Now you have heard some business and tech communities suggesting California’s new privacy law–if not substantially amended (which of course means weakened) before it is allowed to go into effect–is going to cause extraordinary business hardship and confusion. These are of course the same arguments that were made by many of these same companies regarding Europe’s GDPR – but since the GDPR went into effect, these companies have continued just fine, and in most cases have grown profits. That is real evidence that California’s new privacy law is not going to destroy Internet commerce as we know it.
I am here to tell you that AB 375 (or stronger) protections – just like those in the GDPR – are not going to be hard to implement. The key is whether we, companies, are willing to simply begin to honor our customer’s privacy rights by designing our services to be privacy-protecting by default, rather than privacy-exploiting by default.
Is this possible? Yes. I am here to tell you that my growing company was founded on the simple principle that privacy is a right and needs to be the default in all products and services.
Let me be clear: technology advancements can absolutely be rooted in moral values and still lead innovation. Society’s technology genius is not lacking, its moral genius is. And this is where you come in. Technology innovation that complies with privacy protection is easy. Let me restate: it is easy to operate a successful business, while playing by the rules you set.
I started Purism when I came to realize that my two daughters, like all children, need convenient products and services that protect them, rather than exploit them. As a technologist, I understand painfully well how much the technology sector can exploit my kids with ease. For example, as each of you, critical policy-makers, will come to realize, your smartphones track your exact location and everything done on that device, every millisecond of every day, and record that personal data permanently for retrieval at any point in the future. Not forgetting every search, chat message, photo, video, and every article you read.
Well here’s the bad news: the current unregulated exploitative models in use today ensure everything you do in the digital world leaves exacting, privacy invading, excruciating details about you permanently.

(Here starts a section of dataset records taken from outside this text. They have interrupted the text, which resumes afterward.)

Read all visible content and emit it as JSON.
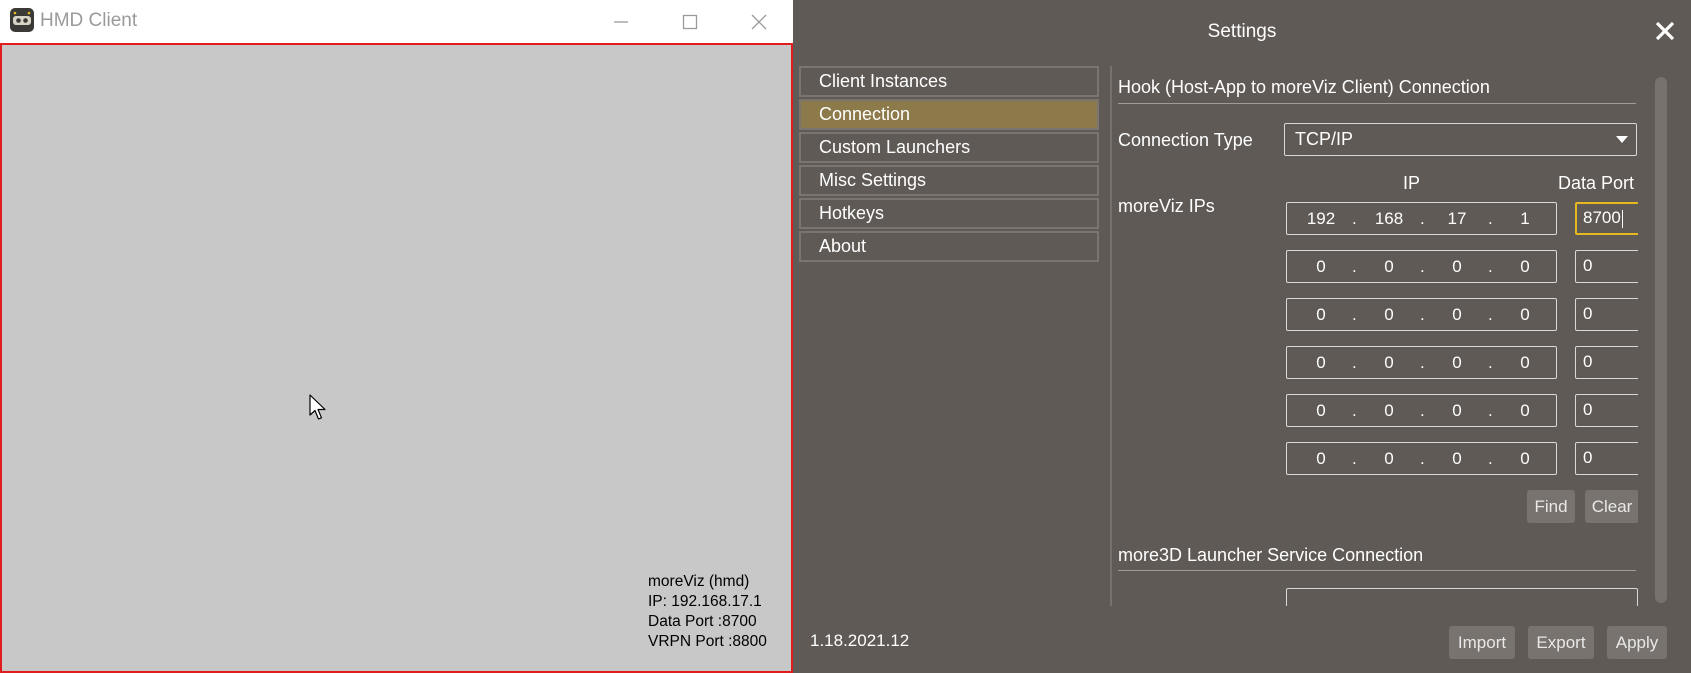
{
  "hmd_window": {
    "title": "HMD Client",
    "overlay": {
      "line1": "moreViz (hmd)",
      "line2": "IP: 192.168.17.1",
      "line3": "Data Port :8700",
      "line4": "VRPN Port :8800"
    },
    "canvas_color": "#c8c8c8",
    "border_color": "#e01c1c"
  },
  "settings": {
    "title": "Settings",
    "sidebar": [
      {
        "label": "Client Instances",
        "active": false
      },
      {
        "label": "Connection",
        "active": true
      },
      {
        "label": "Custom Launchers",
        "active": false
      },
      {
        "label": "Misc Settings",
        "active": false
      },
      {
        "label": "Hotkeys",
        "active": false
      },
      {
        "label": "About",
        "active": false
      }
    ],
    "hook_section": {
      "title": "Hook (Host-App to moreViz Client) Connection",
      "connection_type_label": "Connection Type",
      "connection_type_value": "TCP/IP",
      "ip_col": "IP",
      "port_col": "Data Port",
      "ips_label": "moreViz IPs",
      "rows": [
        {
          "o1": "192",
          "o2": "168",
          "o3": "17",
          "o4": "1",
          "port": "8700"
        },
        {
          "o1": "0",
          "o2": "0",
          "o3": "0",
          "o4": "0",
          "port": "0"
        },
        {
          "o1": "0",
          "o2": "0",
          "o3": "0",
          "o4": "0",
          "port": "0"
        },
        {
          "o1": "0",
          "o2": "0",
          "o3": "0",
          "o4": "0",
          "port": "0"
        },
        {
          "o1": "0",
          "o2": "0",
          "o3": "0",
          "o4": "0",
          "port": "0"
        },
        {
          "o1": "0",
          "o2": "0",
          "o3": "0",
          "o4": "0",
          "port": "0"
        }
      ],
      "find_label": "Find",
      "clear_label": "Clear"
    },
    "launcher_section": {
      "title": "more3D Launcher Service Connection"
    },
    "version": "1.18.2021.12",
    "import_label": "Import",
    "export_label": "Export",
    "apply_label": "Apply",
    "accent_color": "#8c7a4a",
    "focus_color": "#e6b820"
  }
}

That’s why, in 2014, I started Purism. It is a social purpose company completely founded on privacy-protection principles. Purism is already manufacturing in California, and assembling these laptops right here, including the operating system, applications, and bundled services that will not track you, period. Purism is growing triple-digits year over year; future innovation and job creation around privacy by design is the future that California needs to lead on.
Consumer demand for privacy is real and happening, and needs to be the default.

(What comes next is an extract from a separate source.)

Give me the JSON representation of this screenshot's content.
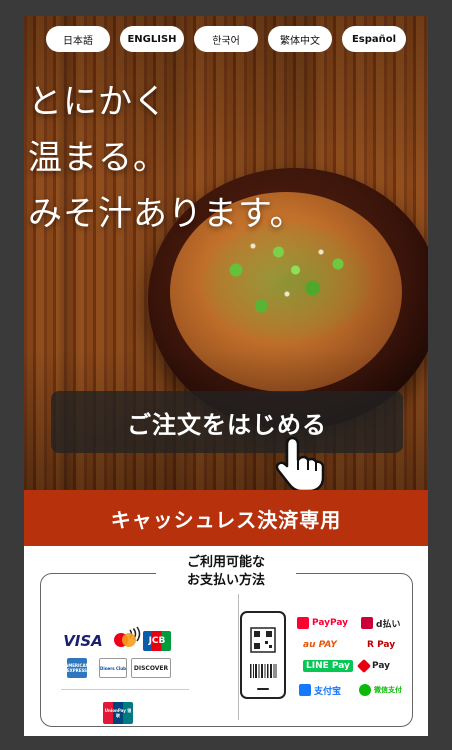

This year we will be manufacturing a security and privacy-designed phone with bundled services that comply with AB 375, and go even further with opt-in by default for all offered services. Use these phones and your most sensitive details will be under your control and kept completely private. Isn’t that a confidence level we all should have?
This is done by a simple approach: privacy by design. And this is an approach all tech companies can implement if they are truly committed to privacy, beyond just marketing slogans.
As AB 375 seeks to make clear, privacy is a right, and your every location and every communication and every web page and every search stored permanently should not be exploited to use needed services online.
I strongly suggest the time has come for Californians to take back their constitutional right of privacy on the Internet, and urge you to substantially strengthen the privacy protections afforded by AB 375.
For your, and my children’s sake. Thank you.